Throughout all this, Lifton discourages essentialism: Some cult members, Lifton urges, were caught up in Asahara's fantastic rhetoric, while others, dissatisfied with Japanese society, merely needed a gentle push. Lifton's method of "seizing upon the paradox" is often welcome, as it recognizes the complexity of the situation. But at times, it can lead to a lack of focus as one Aum member after another reveals different reasons for joining the cult. Without a strong theory to tie these people together, their stories, collected from interviews, can read like the observational notes of a psychiatric session.

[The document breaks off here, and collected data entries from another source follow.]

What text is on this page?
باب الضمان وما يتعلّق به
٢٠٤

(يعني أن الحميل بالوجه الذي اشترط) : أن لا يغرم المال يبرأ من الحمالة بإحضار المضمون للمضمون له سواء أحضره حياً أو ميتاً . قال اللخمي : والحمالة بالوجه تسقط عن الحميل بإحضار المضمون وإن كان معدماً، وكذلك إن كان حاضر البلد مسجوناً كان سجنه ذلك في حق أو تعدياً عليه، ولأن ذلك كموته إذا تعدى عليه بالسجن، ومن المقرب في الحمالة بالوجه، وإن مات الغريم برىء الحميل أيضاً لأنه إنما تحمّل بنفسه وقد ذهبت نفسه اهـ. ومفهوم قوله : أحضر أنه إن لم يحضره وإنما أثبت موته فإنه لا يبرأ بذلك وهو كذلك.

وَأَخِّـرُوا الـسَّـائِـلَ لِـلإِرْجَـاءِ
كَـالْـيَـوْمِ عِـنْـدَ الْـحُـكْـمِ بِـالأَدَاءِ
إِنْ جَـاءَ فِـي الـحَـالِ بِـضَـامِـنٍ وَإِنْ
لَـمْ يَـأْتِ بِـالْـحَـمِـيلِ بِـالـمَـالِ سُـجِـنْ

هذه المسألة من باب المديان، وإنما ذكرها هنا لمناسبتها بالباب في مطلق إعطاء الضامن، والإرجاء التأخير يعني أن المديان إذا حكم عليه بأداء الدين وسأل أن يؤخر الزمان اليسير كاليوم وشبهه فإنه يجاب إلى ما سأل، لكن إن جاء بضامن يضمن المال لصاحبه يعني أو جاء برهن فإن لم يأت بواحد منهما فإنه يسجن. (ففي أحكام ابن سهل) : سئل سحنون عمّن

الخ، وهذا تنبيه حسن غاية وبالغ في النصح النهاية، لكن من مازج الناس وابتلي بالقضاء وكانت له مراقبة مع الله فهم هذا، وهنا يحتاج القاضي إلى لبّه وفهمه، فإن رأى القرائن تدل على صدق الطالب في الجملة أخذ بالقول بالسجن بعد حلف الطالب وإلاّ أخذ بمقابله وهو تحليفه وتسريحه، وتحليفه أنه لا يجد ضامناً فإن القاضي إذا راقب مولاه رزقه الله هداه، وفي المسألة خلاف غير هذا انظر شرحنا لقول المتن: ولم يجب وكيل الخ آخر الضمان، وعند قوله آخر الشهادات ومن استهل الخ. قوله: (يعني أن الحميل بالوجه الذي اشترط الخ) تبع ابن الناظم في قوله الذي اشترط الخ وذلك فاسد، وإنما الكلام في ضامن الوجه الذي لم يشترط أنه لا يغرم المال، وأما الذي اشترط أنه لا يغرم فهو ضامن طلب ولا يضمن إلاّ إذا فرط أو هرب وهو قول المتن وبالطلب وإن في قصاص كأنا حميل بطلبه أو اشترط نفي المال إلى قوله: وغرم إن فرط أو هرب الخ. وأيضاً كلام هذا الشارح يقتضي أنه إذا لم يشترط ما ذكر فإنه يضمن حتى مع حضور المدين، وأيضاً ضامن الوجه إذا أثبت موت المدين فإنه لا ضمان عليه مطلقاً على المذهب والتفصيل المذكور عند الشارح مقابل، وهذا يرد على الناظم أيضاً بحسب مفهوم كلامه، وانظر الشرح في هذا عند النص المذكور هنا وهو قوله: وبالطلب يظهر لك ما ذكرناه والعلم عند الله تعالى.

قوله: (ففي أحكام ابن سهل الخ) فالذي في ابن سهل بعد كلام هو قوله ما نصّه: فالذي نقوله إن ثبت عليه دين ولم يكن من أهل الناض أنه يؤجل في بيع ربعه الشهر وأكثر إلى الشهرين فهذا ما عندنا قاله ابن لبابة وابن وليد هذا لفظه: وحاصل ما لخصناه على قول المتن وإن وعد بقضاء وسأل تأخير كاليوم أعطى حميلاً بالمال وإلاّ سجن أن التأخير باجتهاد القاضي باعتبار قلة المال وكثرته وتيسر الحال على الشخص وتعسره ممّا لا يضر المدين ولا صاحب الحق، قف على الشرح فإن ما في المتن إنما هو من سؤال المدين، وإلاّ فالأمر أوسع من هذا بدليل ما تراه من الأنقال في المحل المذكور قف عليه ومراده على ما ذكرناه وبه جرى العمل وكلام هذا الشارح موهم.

With this matter left somewhat open-ended, Lifton then sets out to show how "Aum was part of a loosely connected, still developing global subculture of apocalyptic violence." This is a broad thesis, to say the least, and Lifton's pursuit of it tends to undermine the cultural specificity that has defined the first two-thirds of the book. For example, Lifton spends much time pointing out how a post-Hiroshima Japan obsessed with world-ending narratives (such as Godzilla) fostered the perfect environment for Aum's impressive growth. Then he goes on to argue that similar elements exist in a "postmodern" American culture, citing the example of Heaven's Gate. He even suggests that such apocalyptic tendencies were pervasive throughout medieval Europe. Ultimately, the reader may be left wondering why the author has devoted so much energy to studying the influence of Japanese culture on Aum if the conditions are ubiquitous in the first place.